Girls stand or sit outside; children paddle in the thick, foam-edged sludge that runs between the tents. The people living here are paid half the wages of Turkish workers; the work masters, who are usually Syrian themselves, take 10% of the wages as commission. Out of those wages the refugees have to pay rent for the land where they set up their tents, as well as extra for the use of water and electricity.

In a clearing in front of the tents, two sisters crouch in front of mud stoves cooking a communal lunch of fried potatoes and onion. They feed the fire with twigs and small chunks of plastic that produce bursts of thick white smoke. The elder sister, who is 19 and pregnant with her second child, squints but sits still in the acrid air. This baby, like her first, will be born into destitution.

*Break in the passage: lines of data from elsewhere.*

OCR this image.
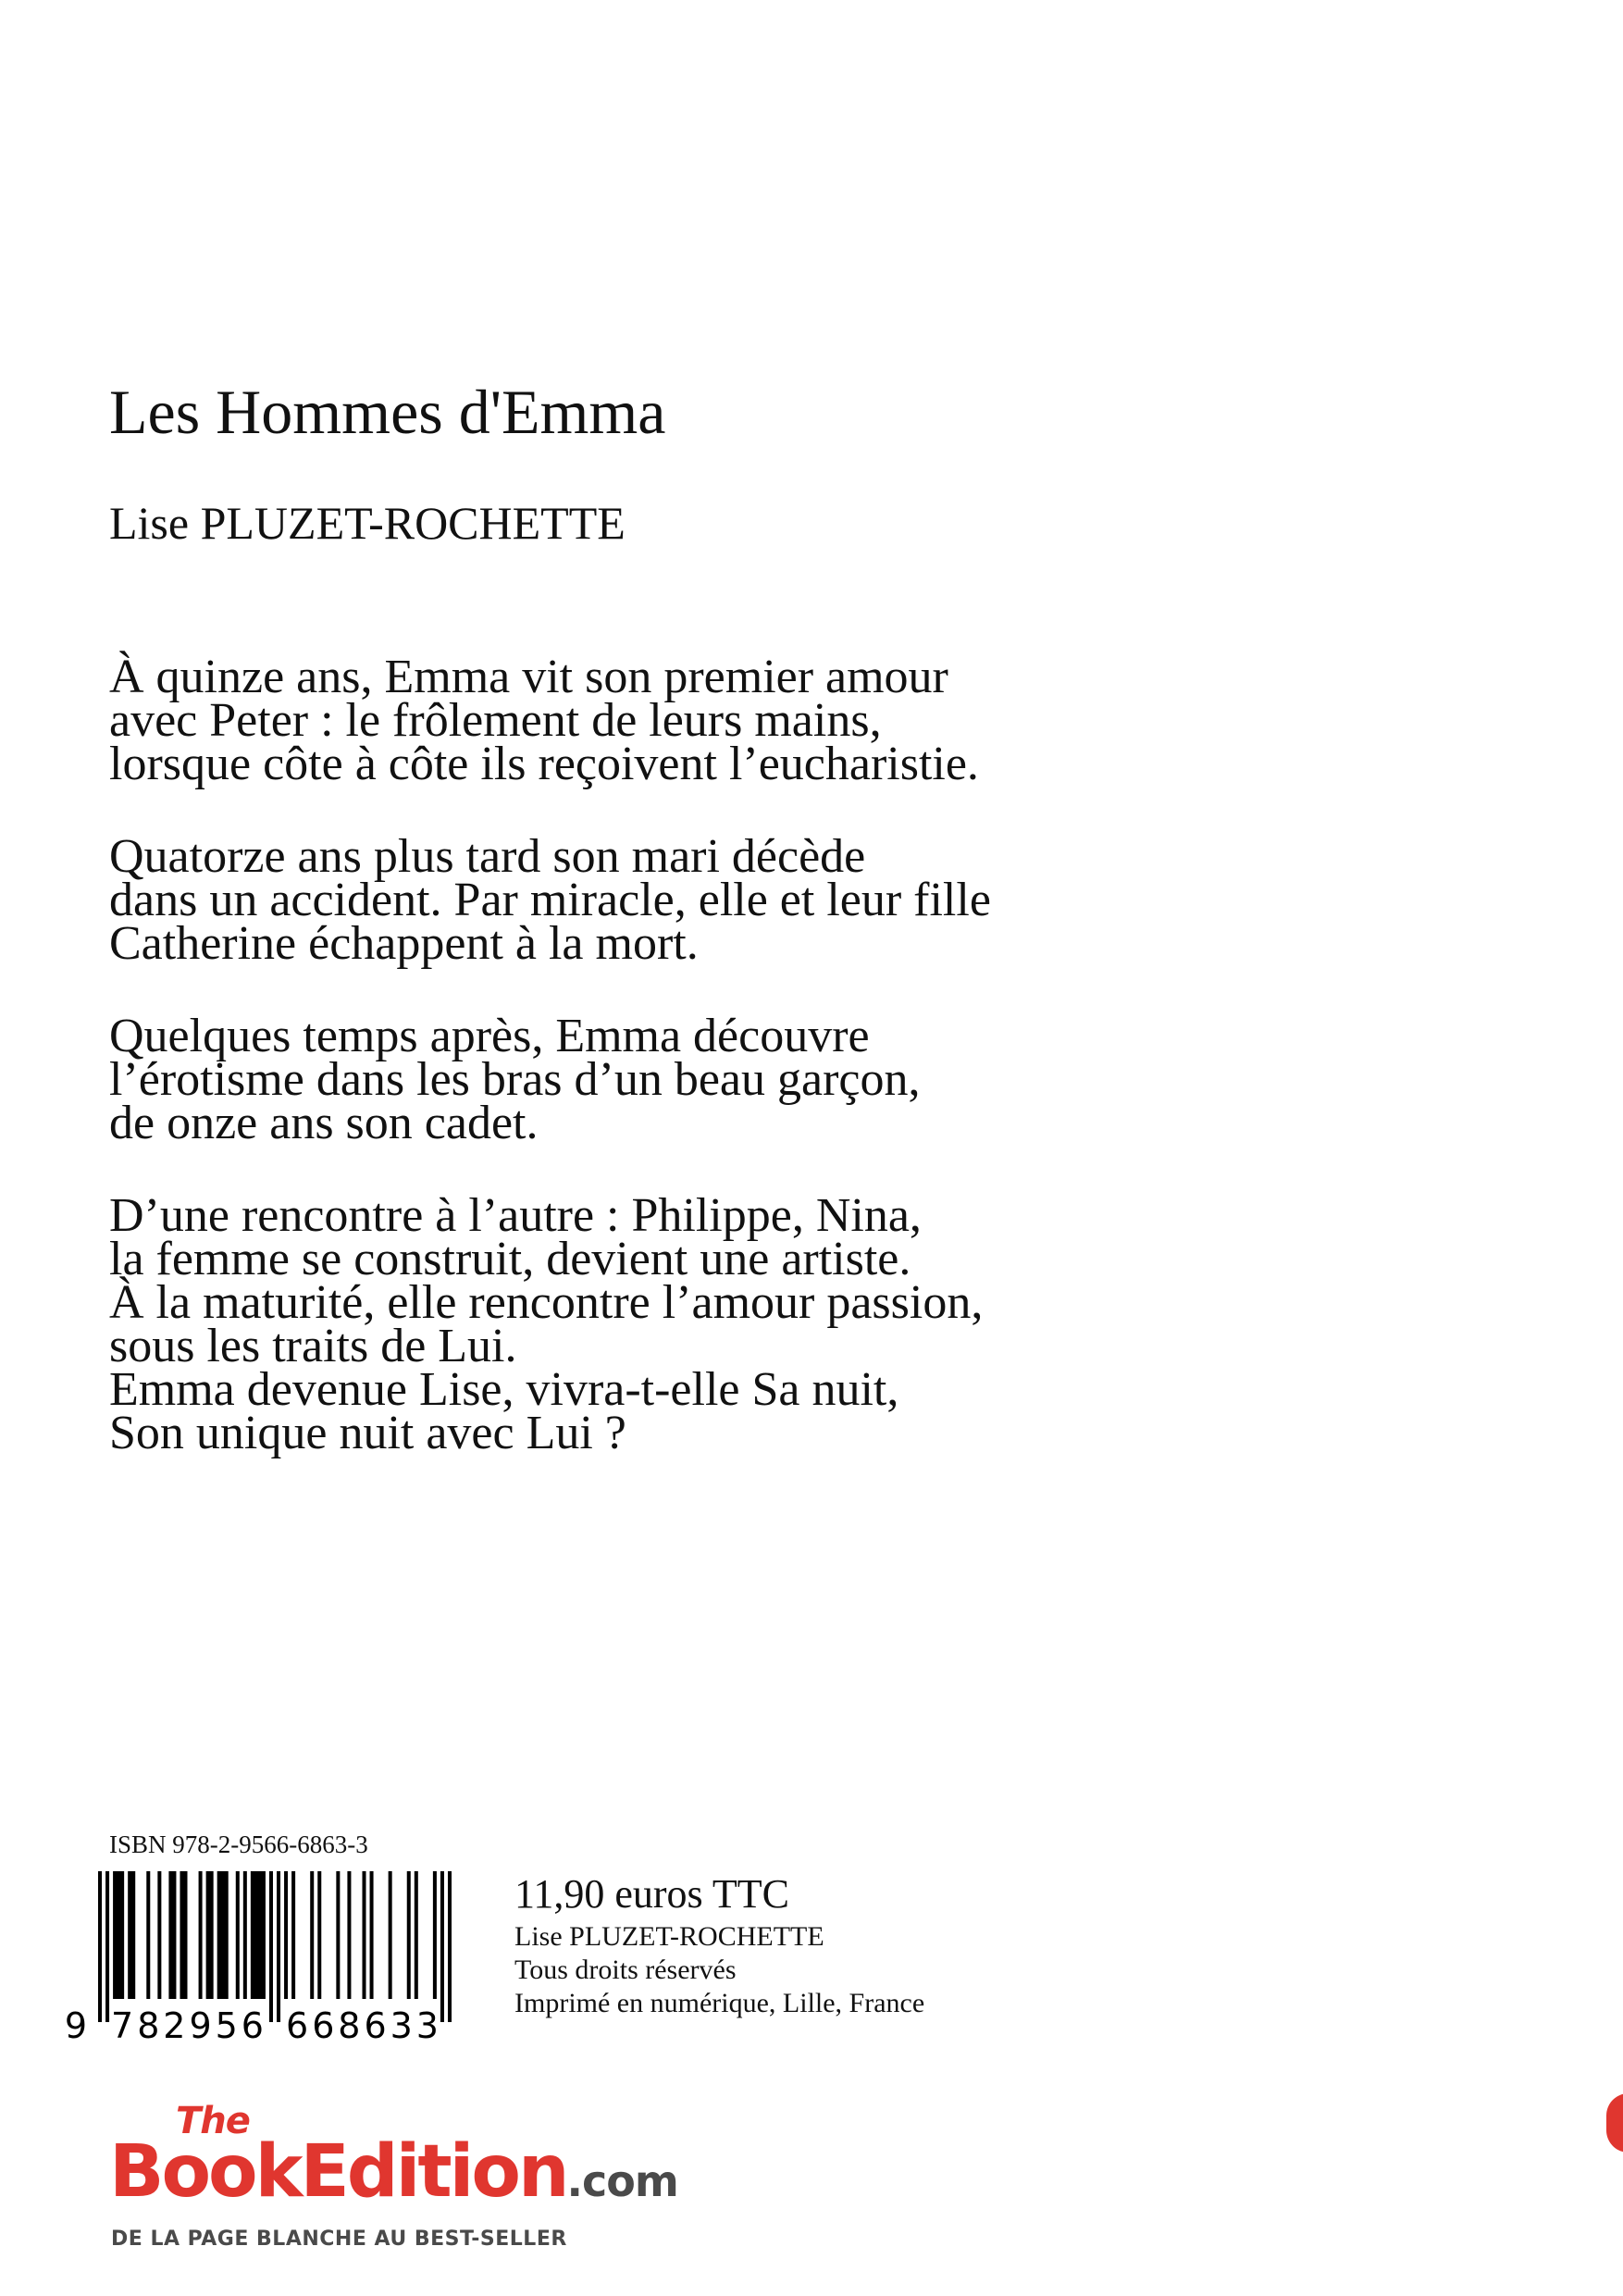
Les Hommes d'Emma
Lise PLUZET-ROCHETTE
À quinze ans, Emma vit son premier amour
avec Peter : le frôlement de leurs mains,
lorsque côte à côte ils reçoivent l’eucharistie.
Quatorze ans plus tard son mari décède
dans un accident. Par miracle, elle et leur fille
Catherine échappent à la mort.
Quelques temps après, Emma découvre
l’érotisme dans les bras d’un beau garçon,
de onze ans son cadet.
D’une rencontre à l’autre : Philippe, Nina,
la femme se construit, devient une artiste.
À la maturité, elle rencontre l’amour passion,
sous les traits de Lui.
Emma devenue Lise, vivra-t-elle Sa nuit,
Son unique nuit avec Lui ?
ISBN 978-2-9566-6863-3
9 7 8 2 9 5 6 6 6 8 6 3 3
11,90 euros TTC
Lise PLUZET-ROCHETTE
Tous droits réservés
Imprimé en numérique, Lille, France
The
BookEdition.com
DE LA PAGE BLANCHE AU BEST-SELLER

For some, the waiting eventually pays off. Down a cobbled alleyway, behind the Basmane train station, two young Syrian couples walk briskly carrying cheap plastic backpacks and lifejackets. They are met by a middle-aged man in a tattered leather jacket and black jeans, who beckons to them. They walk in single file behind him. The man has said there is a boat leaving tonight.

But for many refugees who cross the sea and make their way north, the Greek-Macedonian border is the end of the line – at least for now.

Shaima, a young teacher from Deir es-Zor in eastern Syria, lives at one end of an impromptu camp in an abandoned train station in Idomeni. Her family fled their home when rebels fighting the Assad regime laid siege to it in 2012.
They were not supporters of the Syrian regime but the siege and mortar shelling turned the small, beautiful city on the banks of the Euphrates river into a battered maze of sniper alleyways.


First they settled in Hesseke, north-eastern Syria, but when Isis came they fled further north into Turkey. Last year Shaima’s husband and her two older children walked to Germany. Now she is trying to catch up – but the road is closed. She is stranded.